Le Loewe Foundation Craft Prize met en lumière le meilleur de l’artisanat d’art international à Paris
Le Loewe Foundation Craft Prize, récompense majeure de l’artisanat d’art initiée par Jonathan Anderson, vient d’annoncer à Paris ses lauréats 2024. Leurs œuvres, ainsi que celles des 26 autres artistes finalistes, sont présentées jusqu’au 9 juin au Palais de Tokyo au sein d’une exposition célébrant le bel objet et la maestria technique.
Par Thibaut Wychowanok.
Le Palais de Tokyo accueille le Loewe Foundation Craft Prize 2024
Depuis sa création en 2016 à l’initiative de Jonathan Anderson, directeur de la création de la maison Loewe, on peut mettre au crédit du Loewe Foundation Craft Prize d’avoir participé à l’émergence d’une impressionnante génération d’artistes et artisans internationaux.

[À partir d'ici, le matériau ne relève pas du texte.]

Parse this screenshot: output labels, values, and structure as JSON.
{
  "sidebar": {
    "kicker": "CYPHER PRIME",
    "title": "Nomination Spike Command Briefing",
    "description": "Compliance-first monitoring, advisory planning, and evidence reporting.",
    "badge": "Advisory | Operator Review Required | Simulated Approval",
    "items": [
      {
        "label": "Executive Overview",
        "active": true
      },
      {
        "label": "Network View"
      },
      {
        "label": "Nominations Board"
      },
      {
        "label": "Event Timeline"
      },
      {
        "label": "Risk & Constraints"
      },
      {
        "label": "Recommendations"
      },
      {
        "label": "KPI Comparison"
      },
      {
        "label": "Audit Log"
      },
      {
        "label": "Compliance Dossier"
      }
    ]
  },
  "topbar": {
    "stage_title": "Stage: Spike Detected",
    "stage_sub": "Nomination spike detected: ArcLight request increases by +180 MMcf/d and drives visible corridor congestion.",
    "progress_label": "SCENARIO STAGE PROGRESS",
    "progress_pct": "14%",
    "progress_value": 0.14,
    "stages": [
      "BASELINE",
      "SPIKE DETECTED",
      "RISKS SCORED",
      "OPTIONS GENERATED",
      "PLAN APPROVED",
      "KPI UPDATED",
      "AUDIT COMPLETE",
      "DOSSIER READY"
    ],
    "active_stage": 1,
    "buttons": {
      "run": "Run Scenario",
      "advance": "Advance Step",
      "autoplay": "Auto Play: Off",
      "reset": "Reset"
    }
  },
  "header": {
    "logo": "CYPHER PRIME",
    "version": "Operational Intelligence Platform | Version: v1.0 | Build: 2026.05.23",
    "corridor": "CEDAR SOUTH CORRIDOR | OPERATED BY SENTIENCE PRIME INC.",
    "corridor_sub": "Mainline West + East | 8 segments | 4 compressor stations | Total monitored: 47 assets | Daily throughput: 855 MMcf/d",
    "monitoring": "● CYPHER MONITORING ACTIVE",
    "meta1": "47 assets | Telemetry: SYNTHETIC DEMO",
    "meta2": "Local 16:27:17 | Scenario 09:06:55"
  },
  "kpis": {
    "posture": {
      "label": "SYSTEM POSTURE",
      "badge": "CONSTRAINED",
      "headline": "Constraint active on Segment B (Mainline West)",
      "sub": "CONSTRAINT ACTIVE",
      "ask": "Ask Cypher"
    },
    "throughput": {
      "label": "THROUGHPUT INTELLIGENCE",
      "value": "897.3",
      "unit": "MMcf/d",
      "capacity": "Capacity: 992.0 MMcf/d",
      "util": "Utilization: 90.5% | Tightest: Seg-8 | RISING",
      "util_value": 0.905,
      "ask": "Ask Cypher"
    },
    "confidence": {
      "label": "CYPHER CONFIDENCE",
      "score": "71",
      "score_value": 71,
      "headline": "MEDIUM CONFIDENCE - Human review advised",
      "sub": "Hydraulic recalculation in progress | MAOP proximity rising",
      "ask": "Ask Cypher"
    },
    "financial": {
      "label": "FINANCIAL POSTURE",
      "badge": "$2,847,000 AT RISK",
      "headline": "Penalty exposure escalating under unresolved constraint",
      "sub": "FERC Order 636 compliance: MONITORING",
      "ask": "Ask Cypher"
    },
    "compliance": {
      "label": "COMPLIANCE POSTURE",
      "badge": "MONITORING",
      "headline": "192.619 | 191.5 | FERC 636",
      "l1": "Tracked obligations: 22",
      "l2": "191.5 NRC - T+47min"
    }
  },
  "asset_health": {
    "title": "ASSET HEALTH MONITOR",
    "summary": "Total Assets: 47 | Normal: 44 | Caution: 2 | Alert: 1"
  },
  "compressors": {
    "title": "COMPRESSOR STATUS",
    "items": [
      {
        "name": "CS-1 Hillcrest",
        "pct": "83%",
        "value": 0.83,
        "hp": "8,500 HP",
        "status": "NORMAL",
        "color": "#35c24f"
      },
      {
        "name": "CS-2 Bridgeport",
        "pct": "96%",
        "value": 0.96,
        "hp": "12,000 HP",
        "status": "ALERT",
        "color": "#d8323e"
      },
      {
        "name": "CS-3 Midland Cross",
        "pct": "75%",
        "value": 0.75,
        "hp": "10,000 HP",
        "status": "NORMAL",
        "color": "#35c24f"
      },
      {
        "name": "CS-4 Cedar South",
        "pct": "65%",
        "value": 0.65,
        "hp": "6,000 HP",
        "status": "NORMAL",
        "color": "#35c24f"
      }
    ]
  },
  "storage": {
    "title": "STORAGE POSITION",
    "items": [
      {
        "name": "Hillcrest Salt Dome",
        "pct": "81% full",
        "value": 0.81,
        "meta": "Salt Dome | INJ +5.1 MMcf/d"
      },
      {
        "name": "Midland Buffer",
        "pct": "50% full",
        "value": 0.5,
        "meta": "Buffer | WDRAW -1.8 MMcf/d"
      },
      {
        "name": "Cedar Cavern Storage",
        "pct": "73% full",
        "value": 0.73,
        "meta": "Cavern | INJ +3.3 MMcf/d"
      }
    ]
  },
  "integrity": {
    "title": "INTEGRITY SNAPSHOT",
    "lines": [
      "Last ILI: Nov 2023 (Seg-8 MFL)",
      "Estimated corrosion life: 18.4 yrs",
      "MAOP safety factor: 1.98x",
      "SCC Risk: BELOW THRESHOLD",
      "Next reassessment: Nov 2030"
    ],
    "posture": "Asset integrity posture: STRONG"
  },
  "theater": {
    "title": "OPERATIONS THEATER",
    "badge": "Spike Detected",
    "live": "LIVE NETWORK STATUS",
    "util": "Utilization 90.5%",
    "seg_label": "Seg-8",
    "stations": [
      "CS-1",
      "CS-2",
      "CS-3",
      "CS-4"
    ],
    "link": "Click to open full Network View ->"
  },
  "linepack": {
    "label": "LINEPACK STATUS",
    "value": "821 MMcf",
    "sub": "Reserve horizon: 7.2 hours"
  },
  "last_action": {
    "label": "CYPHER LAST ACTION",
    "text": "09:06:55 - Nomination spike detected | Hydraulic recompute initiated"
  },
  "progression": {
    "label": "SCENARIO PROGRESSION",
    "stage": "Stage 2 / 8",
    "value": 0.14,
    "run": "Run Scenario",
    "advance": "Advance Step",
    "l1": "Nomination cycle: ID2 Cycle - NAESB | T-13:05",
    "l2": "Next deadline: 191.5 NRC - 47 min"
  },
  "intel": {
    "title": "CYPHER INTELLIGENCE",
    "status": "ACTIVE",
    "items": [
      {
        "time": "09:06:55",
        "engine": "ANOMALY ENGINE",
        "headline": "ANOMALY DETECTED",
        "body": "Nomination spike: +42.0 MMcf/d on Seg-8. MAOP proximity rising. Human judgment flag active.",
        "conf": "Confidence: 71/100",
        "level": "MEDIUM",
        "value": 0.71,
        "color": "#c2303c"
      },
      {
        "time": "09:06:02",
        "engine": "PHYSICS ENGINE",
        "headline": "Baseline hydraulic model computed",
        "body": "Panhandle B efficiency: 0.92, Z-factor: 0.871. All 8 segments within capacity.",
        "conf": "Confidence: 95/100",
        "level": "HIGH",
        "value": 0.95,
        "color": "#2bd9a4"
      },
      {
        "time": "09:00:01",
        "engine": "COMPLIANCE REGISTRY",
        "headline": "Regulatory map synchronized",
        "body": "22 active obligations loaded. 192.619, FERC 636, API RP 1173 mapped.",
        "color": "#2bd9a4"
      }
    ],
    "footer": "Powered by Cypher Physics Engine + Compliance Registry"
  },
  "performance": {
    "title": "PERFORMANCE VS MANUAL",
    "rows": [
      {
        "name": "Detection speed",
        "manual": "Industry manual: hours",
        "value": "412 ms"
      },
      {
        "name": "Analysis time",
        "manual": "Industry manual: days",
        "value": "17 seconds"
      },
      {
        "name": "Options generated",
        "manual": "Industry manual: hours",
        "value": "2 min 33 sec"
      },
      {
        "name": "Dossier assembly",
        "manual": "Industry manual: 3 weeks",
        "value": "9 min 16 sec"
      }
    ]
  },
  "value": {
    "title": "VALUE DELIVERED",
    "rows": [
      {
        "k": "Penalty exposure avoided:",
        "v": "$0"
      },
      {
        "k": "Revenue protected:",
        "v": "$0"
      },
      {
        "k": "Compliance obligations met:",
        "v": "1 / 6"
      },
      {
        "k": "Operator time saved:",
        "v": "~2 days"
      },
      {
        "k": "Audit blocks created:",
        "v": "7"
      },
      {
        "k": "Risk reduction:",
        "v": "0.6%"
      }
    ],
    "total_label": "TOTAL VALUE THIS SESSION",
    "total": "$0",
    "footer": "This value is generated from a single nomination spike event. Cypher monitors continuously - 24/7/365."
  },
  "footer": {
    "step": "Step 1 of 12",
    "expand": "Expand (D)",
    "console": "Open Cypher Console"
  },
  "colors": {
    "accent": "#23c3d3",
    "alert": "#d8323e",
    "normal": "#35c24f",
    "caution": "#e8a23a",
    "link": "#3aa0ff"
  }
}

Avec ses 3 900 candidats issus de 124 pays pour, à la fin, 30 artistes finalistes exposés et presque autant de savoir-faire (bois, cuir, papier, céramique, métal, verre…), l’édition 2024 ne fait pas exception. “Lorsque j’ai initié ce projet, il n’existait aucun prix international, nous confie Jonathan Anderson quelques heures avant l’annonce des lauréats. Il subsistait des évènements locaux, comme celui du Craft Council au Royaume-Uni, mais aucun qui ne réunisse autant d’artisanats et de pays différents.”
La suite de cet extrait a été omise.